E-commerce stocks across the board have endured a vicious valuation reset over the past year. Nonetheless, this piece will discuss three e-commerce stocks to add to your cart — AMZN, JD, and PDD, according to analysts. With tech valuations eroding and concerns that consumer sales could slip drastically once a recession hits, it’s not a mystery why the once-glorified e-commerce scene is under so much pressure.
In any case, e-commerce stocks still have the same growth runways they had before they fell off a cliff last year. Some may be in a spot to improve their growth profiles and expand their total addressable markets (TAMs).
For e-commerce firms, it’s about balancing near- and medium-term headwinds with longer-term secular tailwinds.
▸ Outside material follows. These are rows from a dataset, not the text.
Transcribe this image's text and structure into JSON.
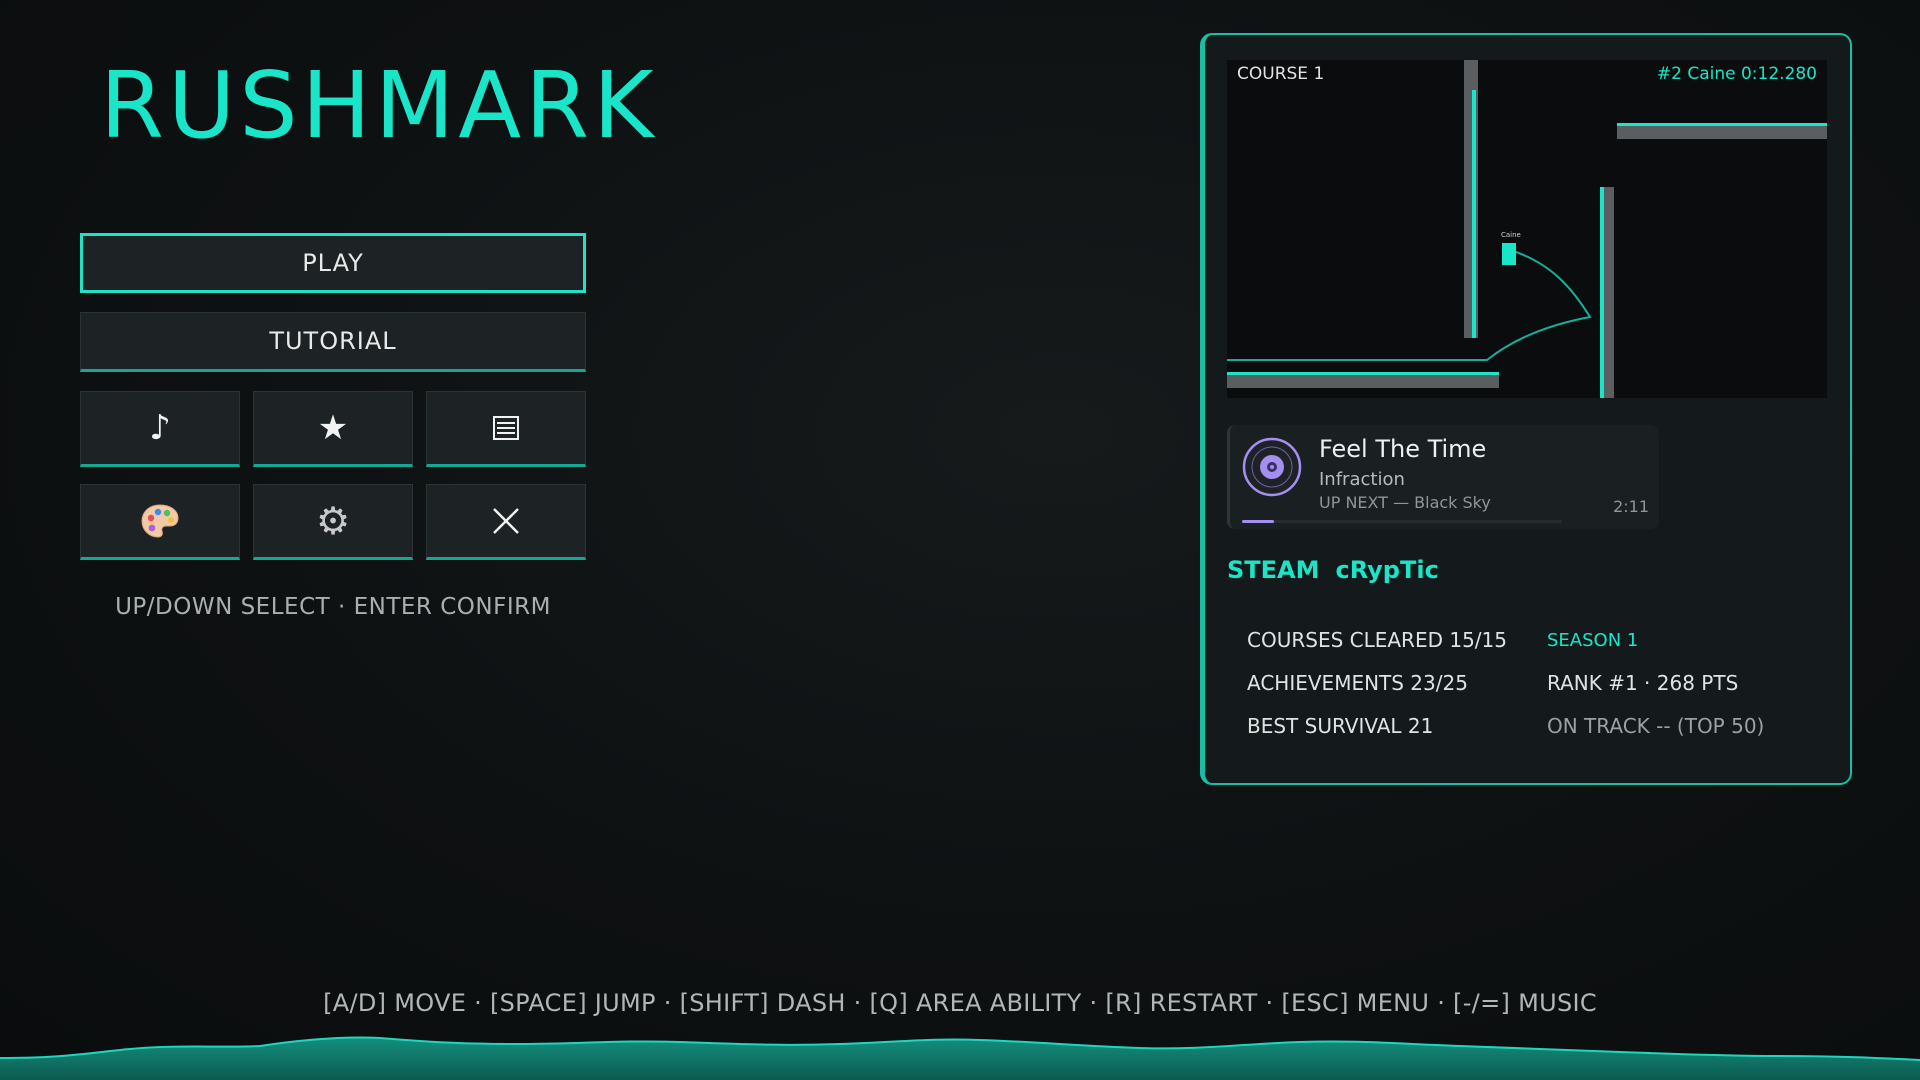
{
  "game": {
    "title": "RUSHMARK"
  },
  "menu": {
    "play_label": "PLAY",
    "tutorial_label": "TUTORIAL",
    "icon_buttons": [
      "music-note-icon",
      "star-icon",
      "list-icon",
      "palette-icon",
      "gear-icon",
      "close-icon"
    ],
    "hint": "UP/DOWN SELECT · ENTER CONFIRM"
  },
  "preview": {
    "course_label": "COURSE 1",
    "record": "#2  Caine  0:12.280",
    "ghost_name": "Caine"
  },
  "music": {
    "song": "Feel The Time",
    "artist": "Infraction",
    "up_next": "UP NEXT — Black Sky",
    "duration": "2:11",
    "progress_fraction": 0.1
  },
  "profile": {
    "platform": "STEAM",
    "username": "cRypTic"
  },
  "stats": {
    "courses_cleared": "COURSES CLEARED  15/15",
    "achievements": "ACHIEVEMENTS  23/25",
    "best_survival": "BEST SURVIVAL  21",
    "season": "SEASON 1",
    "rank": "RANK  #1  ·  268 PTS",
    "on_track": "ON TRACK  --  (TOP 50)"
  },
  "controls_hint": "[A/D] MOVE · [SPACE] JUMP · [SHIFT] DASH · [Q] AREA ABILITY · [R] RESTART · [ESC] MENU · [-/=] MUSIC",
  "colors": {
    "accent": "#19e6c8",
    "background": "#0e1112",
    "music_accent": "#a58ef2"
  }
}
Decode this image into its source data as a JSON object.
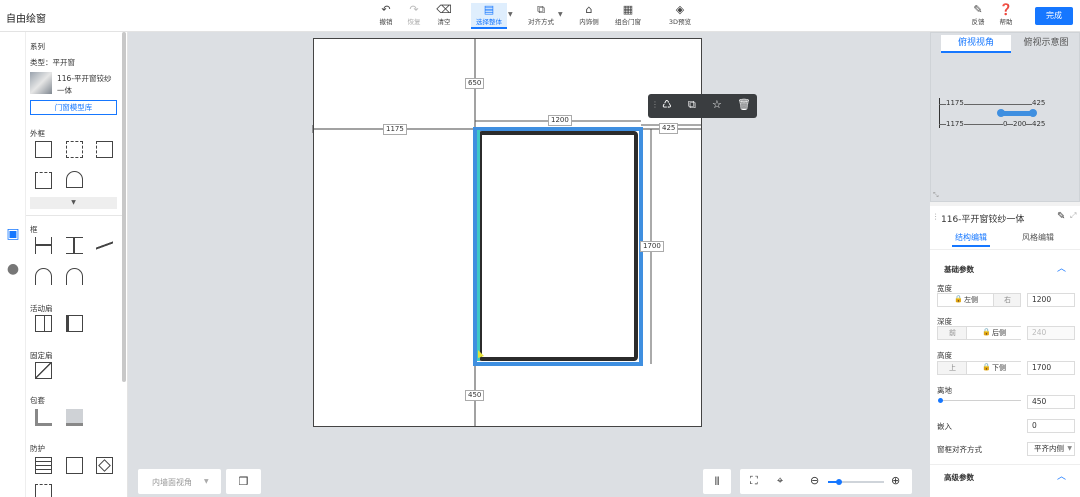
{
  "app": {
    "title": "自由绘窗"
  },
  "toolbar": {
    "undo": "撤销",
    "redo": "恢复",
    "clear": "清空",
    "select_all": "选择整体",
    "align": "对齐方式",
    "inner_outer": "内饰侧",
    "combine": "组合门窗",
    "preview": "3D预览"
  },
  "header_right": {
    "feedback": "反馈",
    "help": "帮助",
    "done": "完成"
  },
  "library": {
    "series_title": "系列",
    "type_line": "类型：平开窗",
    "product_name_1": "116-平开窗铰纱",
    "product_name_2": "一体",
    "lib_button": "门窗模型库",
    "outer_frame": "外框",
    "mullion": "框",
    "active_sash": "活动扇",
    "fixed_sash": "固定扇",
    "cladding": "包套",
    "protection": "防护"
  },
  "drawing": {
    "dim_top": "650",
    "dim_left": "1175",
    "dim_width": "1200",
    "dim_right": "425",
    "dim_height": "1700",
    "dim_bottom": "450"
  },
  "bottom": {
    "view_select": "内墙面视角"
  },
  "topview": {
    "tab_active": "俯视视角",
    "tab_other": "俯视示意图",
    "r1_left": "1175",
    "r1_right": "425",
    "r2_left": "1175",
    "r2_mid": "0",
    "r2_mid2": "200",
    "r2_right": "425"
  },
  "props": {
    "title": "116-平开窗铰纱一体",
    "tab_active": "结构编辑",
    "tab_other": "风格编辑",
    "basic": "基础参数",
    "width_label": "宽度",
    "left_side": "左侧",
    "right_side": "右",
    "width_value": "1200",
    "depth_label": "深度",
    "front": "前",
    "back_side": "后侧",
    "depth_value": "240",
    "height_label": "高度",
    "top": "上",
    "bottom_side": "下侧",
    "height_value": "1700",
    "sill_label": "离地",
    "sill_value": "450",
    "embed_label": "嵌入",
    "embed_value": "0",
    "align_label": "窗框对齐方式",
    "align_value": "平齐内侧",
    "advanced": "高级参数"
  },
  "colors": {
    "accent": "#1677ff",
    "frame": "#2b2b2b",
    "selection": "#3f8fe0"
  }
}
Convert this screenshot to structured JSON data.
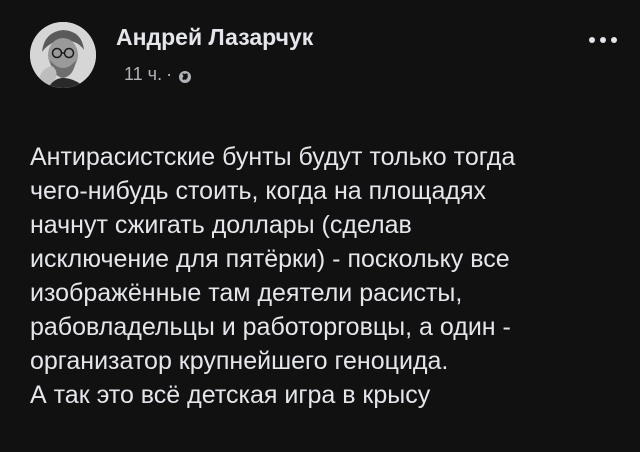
{
  "post": {
    "author": {
      "name": "Андрей Лазарчук",
      "avatar_icon": "user-photo-avatar"
    },
    "meta": {
      "time": "11 ч.",
      "separator": "·",
      "privacy_icon": "globe-icon"
    },
    "more_icon": "more-horizontal-icon",
    "text_lines": [
      "Антирасистские бунты будут только тогда",
      "чего-нибудь стоить, когда на площадях",
      "начнут сжигать доллары (сделав",
      "исключение для пятёрки) - поскольку все",
      "изображённые там деятели расисты,",
      "рабовладельцы и работорговцы, а один -",
      "организатор крупнейшего геноцида.",
      "А так это всё детская игра в крысу"
    ]
  },
  "colors": {
    "background": "#111111",
    "text_primary": "#e4e6eb",
    "text_secondary": "#b0b3b8"
  }
}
With so much in the way of longer-term growth, I’d argue e-commerce stocks are great pick-ups for bargain-seeking investors.
Wall Street analysts are very bullish on some of the e-commerce leaders while they’re in the gutter. With “Strong Buy” ratings on each name, let’s check out the stocks mentioned above.
Amazon is a disruptor that’s grown to become more than just an e-commerce company. Still, its other impressive growth driver, AWS, is also feeling the drag of macro headwinds. Such headwinds may not last longer than a year as we finally do fall into a recession.
Many analysts have had the opportunity to factor in slowing growth over at AWS and the e-commerce business. Though there’s not much CEO Andy Jassy and company can do this year to turn the tide, I do think their long-term focus will pay dividends a few years down the road.
Amazon managed through the dot-com bust, only to come surging out of the gate many years later. This time around, investors should expect Amazon to keep investing in its disruptive capabilities, even if the call on the Street is to cut headcount and other expenditures.
The recession will be felt by many firms. Amazon isn’t just best-positioned to survive the headwinds; it will have a chance to give rivals a squeeze.
For example, the company’s “Buy with Prime” offering is a service that Amazon’s e-commerce rivals could struggle to compete against over the next few years. Despite the growth such a service can provide, investors still seem worried that the firm is losing its disruptive edge amid warehouse closures and layoffs.
In fact, the lean Amazon is still very much disruptive. If anything, higher rates make Amazon’s size a greater advantage as it looks to take market share.
What is the Price Target for AMZN Stock?
Wall Street may have lowered its price target on Amazon, but they still expect great things from the firm in 2023. The average AMZN stock price target remains high at $136.29 (38.9% gain expected).
JD.com is a lesser-known Chinese e-tailer that’s stumbled since peaking in 2021. Though gains posted in recent weeks are encouraging, it’s unclear as to how much of the headwinds are baked in. The stock trades at around 0.7 times sales and 16 times cash flow. Indeed, JD is a tricky name to value when the tides turn against it.
With China scrapping its zero-COVID policy, a wave of new COVID-19 cases could hinder a recovery over the coming weeks and months. Beyond that, the Chinese consumer may have the ability to sustainably recover.
Undoubtedly, dark times will precede any better days. Regardless, JD is one of the e-commerce companies that could be well-positioned to come roaring back in the second half.
For now, investing in Chinese stock continues to be a risky proposition. Regardless, Wall Street maintains a “Strong Buy” consensus rating on JD.
What is the Price Target for JD Stock?
Wall Street sports 14 Buys out of 15 ratings. The average JD stock price target of $81.25 implies 27.75% upside potential from here.
Pinduoduo is another Chinese e-commerce play that’s been roaring higher of late. Since bottoming earlier last year, PDD stock has more than quadrupled. Indeed, Pinduoduo has always been one of the choppiest movers in the market.
Powering Pinduoduo’s recent rally are very strong quarterly beats. The third-quarter numbers ($0.93 EPS vs. $0.72 estimate) were amazing, causing many analysts to hike their price targets.
Undoubtedly, PDD stock is the spiciest e-commerce play on the list, but it may also be the one with the greatest upside now that its historic 89% crash is in the rear-view mirror.
Beyond China-reopening optimism, Pinduoduo has been continuing to add to its arsenal of services. Like Amazon, PDD hasn’t lost its disruptive spirit. That alone may make PDD stock well worth the 7.0 times sales multiple.
What is the Price Target for PDD Stock?
Wall Street is sticking with Pinduoduo shares. The average PDD stock price target of $106.19 implies 9.5% upside potential based on 14 Buys and two Hold ratings.
All e-commerce plays are trading at intriguing multiples. However, of the three names mentioned, AMZN stock has the greatest upside potential, according to analysts.